Champion of Self-Promotion
It's not sinful to be a back-bencher or to flail against windmills, raising issues which fail to be resolved or legislation which is not enacted.
But a little humility is in order- or at least an absence of braggadocio. But Michele Bachmann disagrees, as she displayed (segment transcript, here; video, sort of, below) at last night's debate in Ames, Iowa:
This is what qualifies me, as a fighter and Representative of the people, to go to Washington, D.C. and the White House. People are looking for a champion. They want someone who has been fighting. When it came to healthcare, I brought tens of thousands of Americans to Washington to fight the unconstitutional individual mandates. I didn't praise it. When it came to cap and trade, I fought it with everything that was in me. I introduced the Light Bulb Freedom of Choice Act so people could purchase the ligh tbulb of their choice.
The great freedoms- among them, the right to vote; the right to worship as one chooses; the right to purchase a home regardless of race, gender, or religion. And the right of a corporation to manufacture and sell the light bulb of its choice. The latter would be the Light Bulb Freedom of Choice Act, introduced by a U.S. Representative virulently opposed to reproductive freedom of choice.

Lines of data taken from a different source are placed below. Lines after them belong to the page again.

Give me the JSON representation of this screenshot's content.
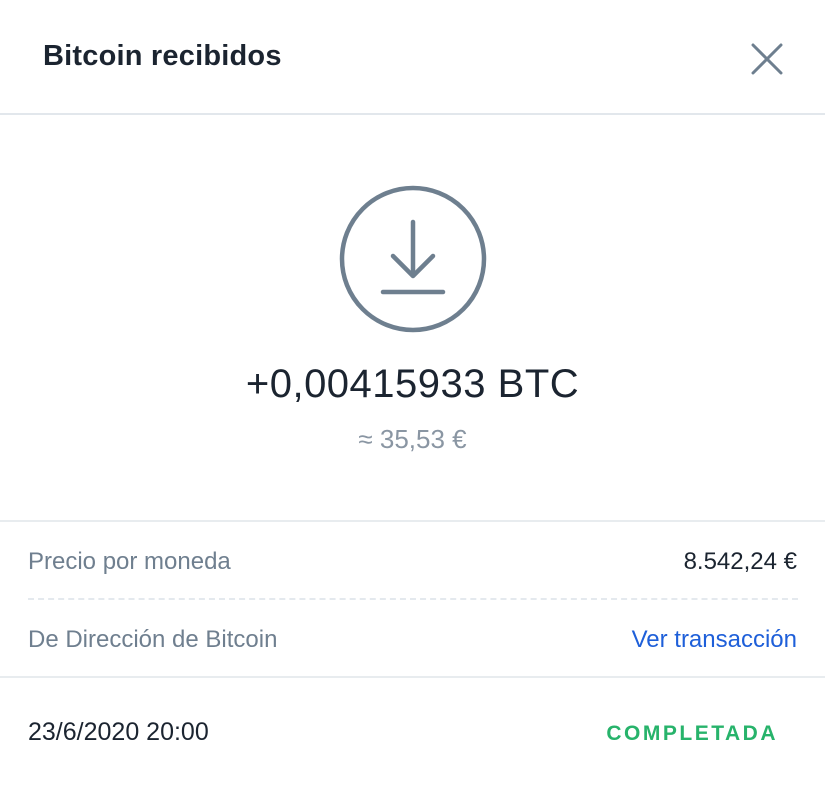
{
  "header": {
    "title": "Bitcoin recibidos",
    "close_icon": "close-icon"
  },
  "transaction": {
    "icon": "download-arrow-icon",
    "amount": "+0,00415933 BTC",
    "fiat_value": "≈ 35,53 €"
  },
  "details": {
    "price_label": "Precio por moneda",
    "price_value": "8.542,24 €",
    "from_label": "De Dirección de Bitcoin",
    "from_link": "Ver transacción"
  },
  "footer": {
    "datetime": "23/6/2020 20:00",
    "status": "COMPLETADA"
  },
  "colors": {
    "icon": "#6e7f8f",
    "link": "#1e5fd9",
    "status": "#27b36b"
  }
}
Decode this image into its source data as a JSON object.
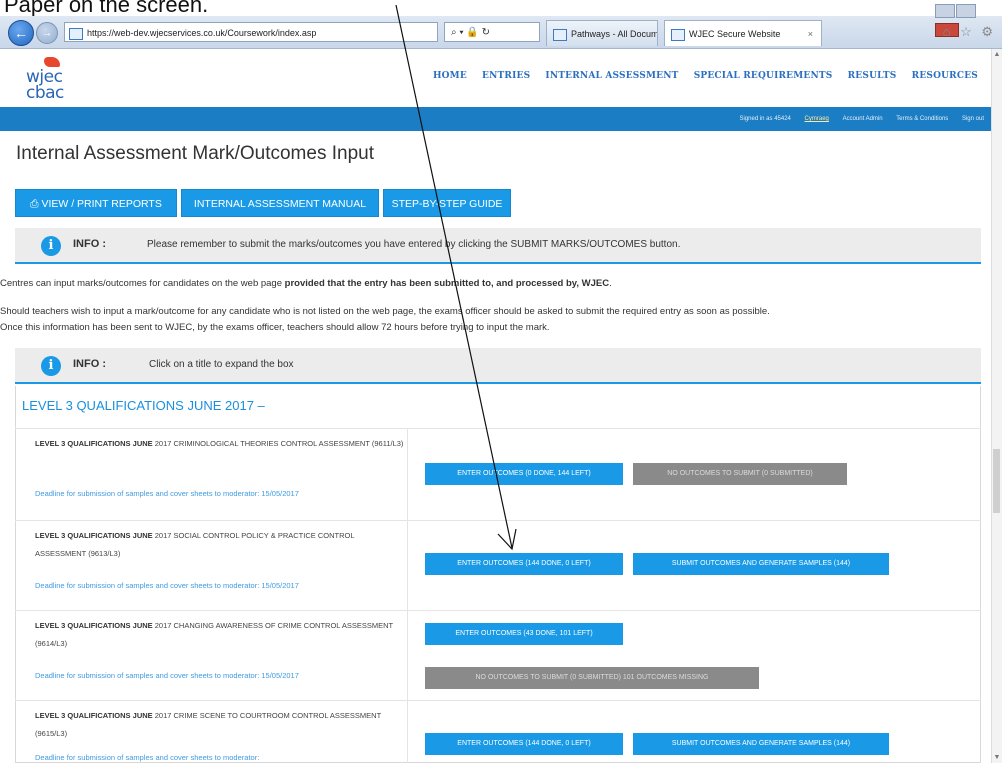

A moment later, the self-proclaimed champion continued:
I was at the tip of the spear fighting against the implementation of Obamacare in the United States Congress. Nancy Pelosi, Harry Reid, and Barack Obama ran Congress, but I gave them a run for their money. Again on cap and trade, I was there from the very beginning giving Speaker Pelosi a run for her money. That's why i was Speaker Pelosi's number one target to defeat last year because I was effectively taking them on nearly every argument they put forward. I fought. When others ran, I fought and I led against increasing the debt ceiling.
Bragging about trying to bring the economy to its knees may be a little untoward but this was a Repub Party debate, after all. But a little perspective on Bachmann's run for Pelosi's money was provided in late June by Politico
Now in her third House term, Bachmann has never had a bill or resolution she’s sponsored signed into law, and she’s never wielded a committee gavel, either at the full or subcommittee level. Bachmann’s amendments and bills have rarely been considered by any committee, even with the House under GOP control. In a chamber that rewards substantive policy work and insider maneuvering, Bachmann has shunned the inside game, choosing to be more of a bomb thrower than a legislator.
Choosing to be more of a bomb thrower than a legislator. It brings to mind the campaign in Georgia in 1986 for an open seat in the House of Representatives when civil rights legend (and victim of police brutality) John Lewis faced off against civil rights legend Julian Bond. In a race featuring his on-ground experience against the fame of Bond, the lesser-known Lewis asserted he was "a race horse, not a show horse" (and won).
Michele Bachmann is no John Lewis- or even Julian Bond. But In the exceedingly unlikely event the Republican Party's spear tip impresses primary voters one-fourth as much as she impresses herself, she'll be on her way to a presidential nomination.